Fue una decisión cardinal. Si todo en la novela ocurre en la cabeza de los personajes, Powell transfigura cada fotograma en materia de fantasmas: el viento, la música (la música y el viento, la música del viento y el viento de la música), la atmósfera... una corriente sensitiva que impregna una película donde el deseo deviene un vértigo de la memoria.



Una memoria preñada de fantasmas del pasado de las monjitas, pasajeros del viento insomne que canta en cada rincón del convento y les enreda el alma. (Y resucita la pelirroja irlandesa en la hermana Clodagh.)


Fantasmas del pasado también de ese palacio del erotismo que fue esa Casa de las Mujeres, catalizadores del recuerdo (de lo perdido) en las hermanas, despertando la sensualidad velada a -y en- todos los sentidos.


Es la película más erótica que hice nunca; es pura sugerencia, pero el erotismo está en cada fotograma, en cada imagen, de principio a fin, escribió Powell de Narciso negro.


(Nunca tanto contó un lápiz de la labios. Nunca tanto ardió -e incendió la pantalla- una boca pintada, salvo -quizá- la de Dorothy Valens, aquella lynchiana incandescente Isabella Rossellini de Blue Velvet.)


Narciso negro se despliega ante nuestros ojos como un musical de formas (una música pintada con la luz, y los colores como notas en una partitura para la mirada). Un ballet de las emociones... Un delirio del deseo, el vértigo. (Sí, se puede abrir un bello pasaje en Narciso negro con el Vértigo de Hitchcock, más allá, sobra decirlo, del campanario sobre el abismo).


Los hábitos de las monjas -ah, esas telas- apenas si pueden contener las pasiones que despabila el viento y afloran con un aquel de fiebre devoradora.


Dicho con las palabras que eligió Kent Jones para el título de un texto sobre la película: en Narciso negro, Powell forja un imperio de los sentidos.
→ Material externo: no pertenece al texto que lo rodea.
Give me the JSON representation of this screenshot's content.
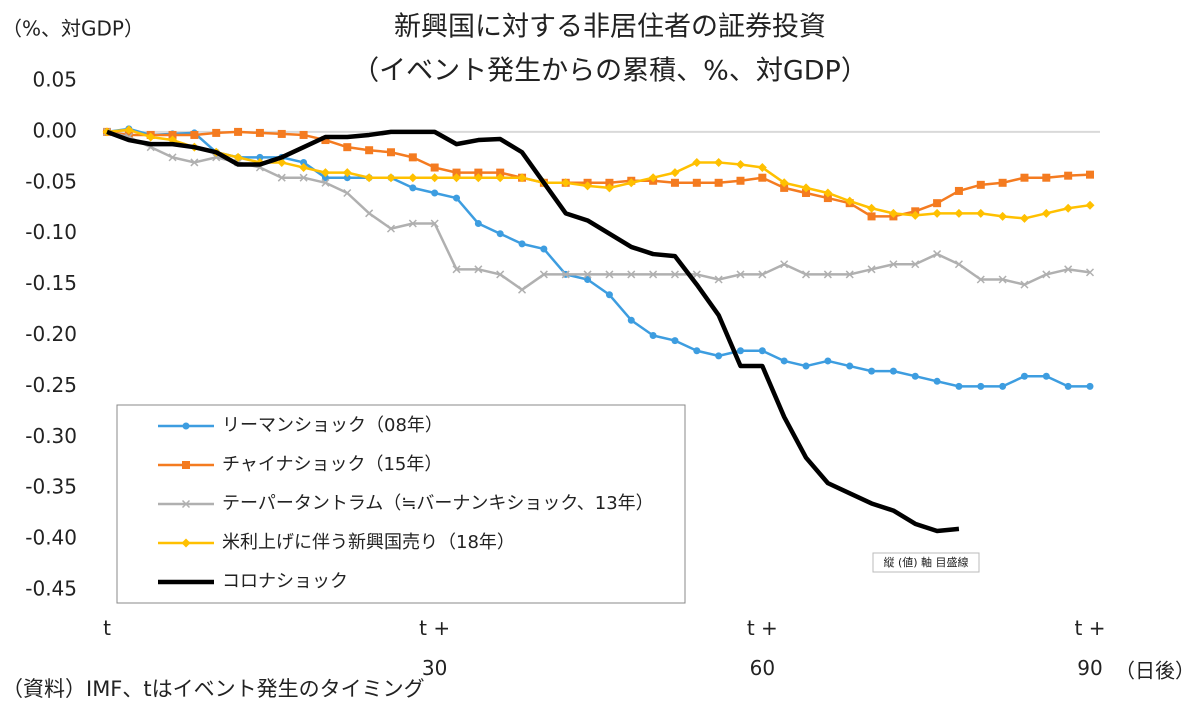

Eso sí, con los mejores colaboradores posibles: el diseño de producción de Alfred Junge y Hein Heckroth (al que tanto admiraba Deborah Kerr) y esos efectos de Percy Day (que había trabajado con Méliês), a quien debemos ese Himalaya de nuestras fantasías infantiles (una obra que Powell no se cansaba de exaltar); la música de Brian Easdale pensada con el viento -lo recordaba el cineasta- fotograma por fotograma, compás por compás...


Y la fotografía de Jack Cardiff, el iluminador de otros arrebatos plásticos de Powell -A vida o muerte (1946) y Las zapatillas rojas (1948)- o de Albert Lewin -Pandora y el holandés errante (1951)-, maravillas del color que sólo pueden ser cabalmente apreciadas en copias y proyecciones perfectas (o en las recientes ediciones en blu-ray, y de las que estas imágenes sirven apenas de pobre recordatorio).


Kathleen Byron, que encarna a la hermana Ruth -una interpretación que Deborah Kerr y Bénard da Costa ponían por las nubes-, fue muy generosa con Powell: Me dio la mitad del trabajo hecho con la iluminación.


Una faena de metamorfosis: Monja-Mujer-Medusa. (Un espejo del deseo de la propia hermana Clodagh, perturbada por las fantasmas de la memoria aventados en aquel convento de vértigo.)


Narciso negro, ese sueño pintado, fue un verdadero ovni en aquel cine británico (bueno, en el cine de los 40 sin más). Un éxito de público (es lo que tiene el público a veces) y un fracaso de crítica. Casi setenta años después probablemente suceda al revés.

Cartel alemán para el estreno 
de Narciso negro en Hamburgo 
el 2 de julio de 1948

Decía Coleridge que la fantasía no es otra cosa que una forma de la memoria, emancipada del orden del espacio y del tiempo.


Así Narciso negro. Esa casa del viento.